Wednesday, July 14, 2010

Obama Fiscal Commission Already Treading Water

The Fiscal Commission (headed up by former Senator (R-WY) Alan Simpson and former Clinton White House staffer Erskine Bowles) is reporting a deep divide among their members and is calling into question their ability to unanimously agree to the measures needed to overcome the giant budget deficit we face as a country.
"The co-chairmen of President Obama's debt and deficit commission offered an ominous assessment of the nation's fiscal future here Sunday, calling current budgetary trends a cancer "that will destroy the country from within" unless checked by tough action in Washington.

"There are many who hope we fail," Simpson said at the closing session of the National Governors Association annual meeting. He called the 18-member commission "good people with deep, deep differences" who know the odds of success "are rather harrowing."

The commission leaders said that, at present, federal revenue is fully consumed by three programs: Social Security, Medicare and Medicaid. "The rest of the federal government, including fighting two wars, homeland security, education, art, culture, you name it, veterans -- the whole rest of the discretionary budget is being financed by China and other countries," Simpson said.

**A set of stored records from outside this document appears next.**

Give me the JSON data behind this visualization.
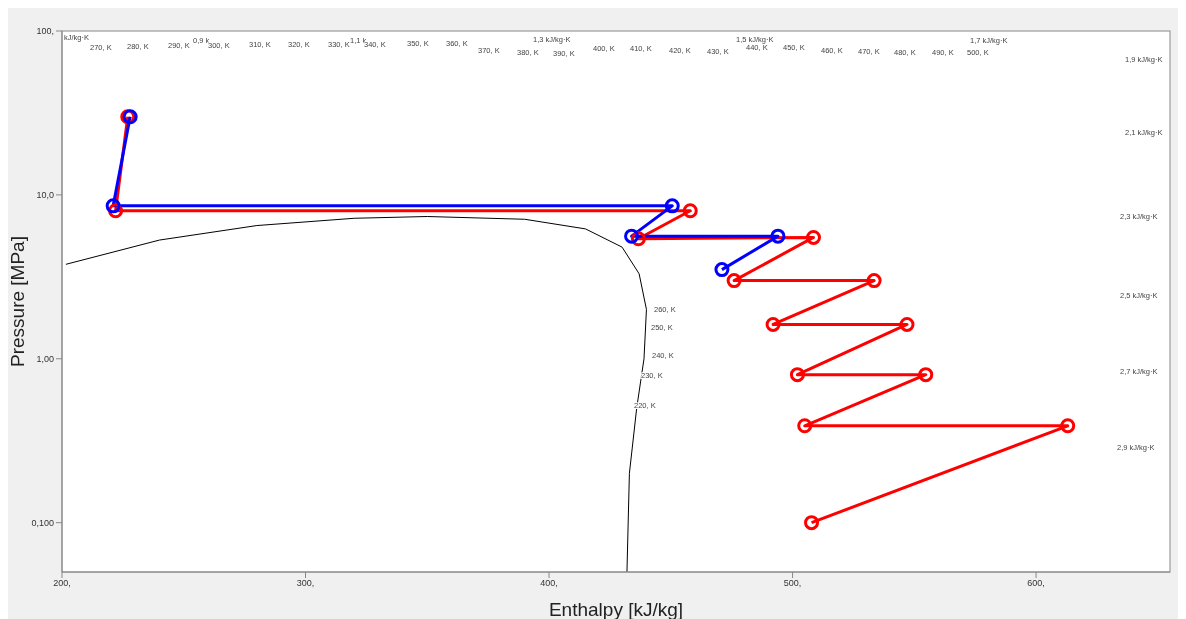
{
  "chart_data": {
    "type": "line",
    "xlabel": "Enthalpy [kJ/kg]",
    "ylabel": "Pressure [MPa]",
    "log": "y",
    "grid": false,
    "marker": "circle",
    "line_style": "solid",
    "xlim": [
      200,
      655
    ],
    "ylim": [
      0.05,
      100
    ],
    "xticks": [
      {
        "value": 200,
        "label": "200,"
      },
      {
        "value": 300,
        "label": "300,"
      },
      {
        "value": 400,
        "label": "400,"
      },
      {
        "value": 500,
        "label": "500,"
      },
      {
        "value": 600,
        "label": "600,"
      }
    ],
    "yticks": [
      {
        "value": 0.1,
        "label": "0,100"
      },
      {
        "value": 1,
        "label": "1,00"
      },
      {
        "value": 10,
        "label": "10,0"
      },
      {
        "value": 100,
        "label": "100,"
      }
    ],
    "series": [
      {
        "color": "#000000",
        "marker": "none",
        "x": [
          201.6,
          240,
          280,
          320,
          350,
          390,
          415,
          430,
          437,
          440,
          439,
          436,
          433,
          432
        ],
        "values": [
          3.77,
          5.3,
          6.5,
          7.2,
          7.38,
          7.1,
          6.2,
          4.8,
          3.3,
          2.0,
          1.0,
          0.5,
          0.2,
          0.05
        ]
      },
      {
        "color": "#ff0000",
        "x": [
          507.8,
          613,
          505,
          554.7,
          502,
          547,
          492,
          533.5,
          476,
          508.6,
          436.7,
          458,
          222,
          227
        ],
        "values": [
          0.1,
          0.39,
          0.39,
          0.8,
          0.8,
          1.62,
          1.62,
          3.0,
          3.0,
          5.5,
          5.4,
          8.0,
          8.0,
          30
        ]
      },
      {
        "color": "#0000ff",
        "x": [
          471,
          494,
          433.9,
          450.6,
          221,
          228
        ],
        "values": [
          3.5,
          5.6,
          5.6,
          8.57,
          8.57,
          30
        ]
      }
    ],
    "annotations": [
      "kJ/kg·K",
      "270, K",
      "280, K",
      "290, K",
      "0,9 k",
      "300, K",
      "310, K",
      "320, K",
      "330, K",
      "1,1 k",
      "340, K",
      "350, K",
      "360, K",
      "370, K",
      "1,3 kJ/kg·K",
      "380, K",
      "390, K",
      "400, K",
      "410, K",
      "420, K",
      "430, K",
      "1,5 kJ/kg·K",
      "440, K",
      "450, K",
      "460, K",
      "470, K",
      "480, K",
      "490, K",
      "1,7 kJ/kg·K",
      "500, K",
      "1,9 kJ/kg·K",
      "2,1 kJ/kg·K",
      "2,3 kJ/kg·K",
      "2,5 kJ/kg·K",
      "2,7 kJ/kg·K",
      "2,9 kJ/kg·K",
      "260, K",
      "250, K",
      "240, K",
      "230, K",
      "220, K"
    ]
  }
}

"We can't grow our way out of this," Bowles said. "We could have decades of double-digit growth and not grow our way out of this enormous debt problem. We can't tax our way out. . . . The reality is we've got to do exactly what you all do every day as governors. We've got to cut spending or increase revenues or do some combination of that."

Bowles is dancing around what should be the primary mission of the Commission, which should be recommending spending cuts and not tax increases.

The federal government budget has expanded massively since 2000. Bringing federal spending back in line with the amount of spending undertaken in the year 2000 would go a long way towards reigning in the current budget deficit.

The Commission appointees and members of Congress know that tax increases will stifle investment and savings, and would not improve the outlook for jobs.

The choice for the Fiscal Commission is simple. Once they stop thinking of ways to provide cover for Congressional Democrats by proposing tax increases, they can get down to the real business of ending the budget deficit through spending cuts.